Ensign Lestat's Film Log, 23/08/2014

I've never heard of the 'Guardians of the Galaxy'. Never met them in the comics I read, and wasn't even remotely interested in the film when all the hype began. I wouldn't even have gone to the theatre to watch it if I hadn't felt so starved of films and if the family didn't suddenly decide to make an evening of it.

Begrudgingly I bought the tickets. We ended up going to one of the theatres I'm not fond of because most other places were sold out. And then the seats I chose weren't the best (it's hard to make out online). But the family were in a good mood, and no one complained, so the movie began.

It starts off in 1988, on Earth. We meet young Peter Quill, on what turns out to be the worst day of his life. Fast forward 20 years later, and we're in a galaxy far away, where the grown up Quill (Chris Pratt) is in the middle of a theft. Things go sideways quickly when he's intercepted and then his buyer freaks out at the mention of who else is interested in the item - Kree lord Ronan (Lee Pace), a particularly nasty piece of work hellbent on destruction.

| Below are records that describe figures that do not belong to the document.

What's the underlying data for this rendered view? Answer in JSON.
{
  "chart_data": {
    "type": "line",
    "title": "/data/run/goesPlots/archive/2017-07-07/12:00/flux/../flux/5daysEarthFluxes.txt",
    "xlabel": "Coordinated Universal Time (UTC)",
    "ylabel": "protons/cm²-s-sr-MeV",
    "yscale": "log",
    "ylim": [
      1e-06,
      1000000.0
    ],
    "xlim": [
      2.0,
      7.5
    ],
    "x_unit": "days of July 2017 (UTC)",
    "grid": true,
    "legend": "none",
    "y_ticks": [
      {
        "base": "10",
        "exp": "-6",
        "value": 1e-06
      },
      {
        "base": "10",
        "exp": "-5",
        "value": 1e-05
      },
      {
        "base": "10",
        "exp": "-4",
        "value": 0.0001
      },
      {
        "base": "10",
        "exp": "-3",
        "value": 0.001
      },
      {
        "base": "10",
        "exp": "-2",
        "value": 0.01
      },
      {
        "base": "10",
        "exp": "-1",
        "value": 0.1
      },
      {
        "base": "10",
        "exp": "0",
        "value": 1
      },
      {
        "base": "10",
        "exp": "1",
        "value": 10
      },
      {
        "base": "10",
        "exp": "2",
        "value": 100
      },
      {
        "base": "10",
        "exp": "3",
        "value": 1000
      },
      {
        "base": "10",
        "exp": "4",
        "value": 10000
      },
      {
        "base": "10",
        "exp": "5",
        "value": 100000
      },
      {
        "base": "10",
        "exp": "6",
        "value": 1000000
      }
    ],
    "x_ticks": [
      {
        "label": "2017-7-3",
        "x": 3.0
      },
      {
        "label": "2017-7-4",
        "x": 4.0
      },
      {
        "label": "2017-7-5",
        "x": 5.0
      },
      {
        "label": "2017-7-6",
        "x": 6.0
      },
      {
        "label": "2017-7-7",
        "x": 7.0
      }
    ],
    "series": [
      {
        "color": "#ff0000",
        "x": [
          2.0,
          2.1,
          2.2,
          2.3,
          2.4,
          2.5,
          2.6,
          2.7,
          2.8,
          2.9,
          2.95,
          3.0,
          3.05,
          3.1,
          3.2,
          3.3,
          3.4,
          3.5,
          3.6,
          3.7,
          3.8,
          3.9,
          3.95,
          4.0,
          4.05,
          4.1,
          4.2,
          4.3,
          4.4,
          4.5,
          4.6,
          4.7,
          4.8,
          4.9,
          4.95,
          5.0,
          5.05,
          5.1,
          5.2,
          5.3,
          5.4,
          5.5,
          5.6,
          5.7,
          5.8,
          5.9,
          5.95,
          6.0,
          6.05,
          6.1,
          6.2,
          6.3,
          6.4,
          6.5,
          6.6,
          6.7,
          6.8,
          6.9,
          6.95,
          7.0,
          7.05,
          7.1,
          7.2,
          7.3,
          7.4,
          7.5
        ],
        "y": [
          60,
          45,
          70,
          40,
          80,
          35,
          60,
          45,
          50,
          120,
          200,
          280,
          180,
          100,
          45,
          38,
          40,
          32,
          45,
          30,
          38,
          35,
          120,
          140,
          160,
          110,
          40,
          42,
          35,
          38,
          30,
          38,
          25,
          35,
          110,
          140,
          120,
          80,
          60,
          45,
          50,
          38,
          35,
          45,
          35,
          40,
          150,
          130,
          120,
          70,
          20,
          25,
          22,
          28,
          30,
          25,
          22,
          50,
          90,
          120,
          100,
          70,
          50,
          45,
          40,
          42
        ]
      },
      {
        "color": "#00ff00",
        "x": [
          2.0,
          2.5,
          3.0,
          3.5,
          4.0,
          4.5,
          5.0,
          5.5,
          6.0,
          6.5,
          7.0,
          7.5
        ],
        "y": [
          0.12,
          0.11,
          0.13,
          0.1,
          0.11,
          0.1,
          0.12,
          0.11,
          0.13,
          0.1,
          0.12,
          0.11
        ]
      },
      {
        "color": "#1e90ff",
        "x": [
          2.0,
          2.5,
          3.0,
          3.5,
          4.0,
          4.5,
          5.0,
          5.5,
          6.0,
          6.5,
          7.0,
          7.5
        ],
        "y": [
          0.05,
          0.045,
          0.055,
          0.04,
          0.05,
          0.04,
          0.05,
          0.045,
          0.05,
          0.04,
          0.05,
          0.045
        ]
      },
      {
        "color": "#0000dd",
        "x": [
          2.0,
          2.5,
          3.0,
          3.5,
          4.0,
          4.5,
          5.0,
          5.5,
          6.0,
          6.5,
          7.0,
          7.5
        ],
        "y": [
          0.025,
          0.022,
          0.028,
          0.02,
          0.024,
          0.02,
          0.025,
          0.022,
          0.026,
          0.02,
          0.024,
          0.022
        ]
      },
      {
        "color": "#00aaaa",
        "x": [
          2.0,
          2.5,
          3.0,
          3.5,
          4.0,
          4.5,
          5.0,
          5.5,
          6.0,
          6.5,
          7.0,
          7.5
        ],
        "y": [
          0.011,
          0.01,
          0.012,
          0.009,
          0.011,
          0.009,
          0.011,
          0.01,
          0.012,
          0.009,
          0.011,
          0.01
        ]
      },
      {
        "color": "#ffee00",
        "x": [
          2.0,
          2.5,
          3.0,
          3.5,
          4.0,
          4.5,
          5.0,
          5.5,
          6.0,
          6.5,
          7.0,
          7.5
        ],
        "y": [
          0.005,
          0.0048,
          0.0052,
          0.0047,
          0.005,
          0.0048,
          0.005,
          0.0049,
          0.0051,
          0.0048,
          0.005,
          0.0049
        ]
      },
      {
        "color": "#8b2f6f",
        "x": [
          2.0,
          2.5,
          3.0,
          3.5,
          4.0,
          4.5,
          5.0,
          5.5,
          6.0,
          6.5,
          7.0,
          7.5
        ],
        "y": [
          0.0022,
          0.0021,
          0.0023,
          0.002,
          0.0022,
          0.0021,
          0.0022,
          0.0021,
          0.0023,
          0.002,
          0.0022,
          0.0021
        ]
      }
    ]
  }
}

Quill soon ends up in a fight with Gamora (Zoe Saldana), Rocket Raccoon (Bradley Cooper) and Groot (Vin Diesel). They all get arrested and thrown in jail. This leads them to form an uncomfortable partnership with each other as well as Drax (Dave Bautista).

A hairy escape from prison later, they try and sell the item again. Yet again their attempts are thwarted and the item ends up with Ronan. The unlikely band decide that they have to take down Ronan and save the galaxy and go off to what seems to be the centre of the galaxy Xandar.

Needless to say, it all ends well and there will be a part two - the credits said as much.

As I've said, I was not in the least enthused by this film, but, despite my reservations, I ended up enjoying this film a little too much. Yes, the bizarreness takes a little getting used to, but it becomes fun and exciting soon enough. Chris Pratt has taken the world by storm, and while I don't think he's extraordinarily great looking, he is pleasing to the eye, has brilliant comic timing and easily draws the audience in. I loved Rocket for his hysteria - Cooper does a fabulous job. The five main characters all have distinct and unique personalities and the actors all play their parts well, introducing athletic action with comedy.
They got the weird part down pat.
Director James Gunn definitely was handed one of the toughest tasks of all the Marvel directors. Bringing together such eccentric characters in an equally eccentric universe could easily have fallen flat. But what makes this film unique is that it doesn't take itself too seriously. Actually, it's not serious at all. The one point when I thought it was going down the same old trope, the film turns it upside down and makes the moment hilarious.

Also, the jokes were related to regular Earth culture (because of Quill) and that just made the film far more relatable.

All tense moments in the film are expertly cut by some hilarity. Having said that, however, for a fun, feel-good film as this one, the death toll is disturbingly high. Two scenes stand out in my mind in particular, probably because we were given a chance to meet some of the characters that were then destroyed.

The film is also chock-a-block with familiar faces, many of whom have insignificant screen time. This includes John C. Reilly (not a fan, but what's he doing here anyway), Benicio Del Toro (The Collector was introduced in 'Thor: The Dark World' and I was convinced he was going to be the central antagonist of this film. But he wasn't, he only had a tiny role that cemented the quirkiness of this universe), Glenn Close (as Nova Prime she actually doesn't get to give any orders or do anything significant), Josh Brolin (as Thanos. Who cares about Thanos. I just don't find him that interesting) as well as Djimon Hounsou (terrifyingly brilliant as Korath, but with so little to do). The cast is too huge, which seems really unnecessary.
The film has its flaws, for sure. But it's just so much fun. I laughed out loud several times and kept on laughing well after the film was over. The post-credits scenes don't actually progress the storyline, but the film itself leaves a few questions open, giving us enough of a hook to watch part 2.

Gunn seems as odd choice for director for a blockbuster, sci-fi comic book film, but he certainly knows how to make an entertaining film. The set production and CGI is spot-on. I'm not sure if the film looked any better in 3D, but it was fine in 2D as well.

This film is a true surprise. It's refreshing and relaxing. It might divide audiences, especially those who are not fond of comic book franchises to start with. But, then, why would you go and watch this film in the first place?

I look forward to watching this film again when it's out on bluray. It's definitely the kind of film you'll cuddle up with when life is getting you down.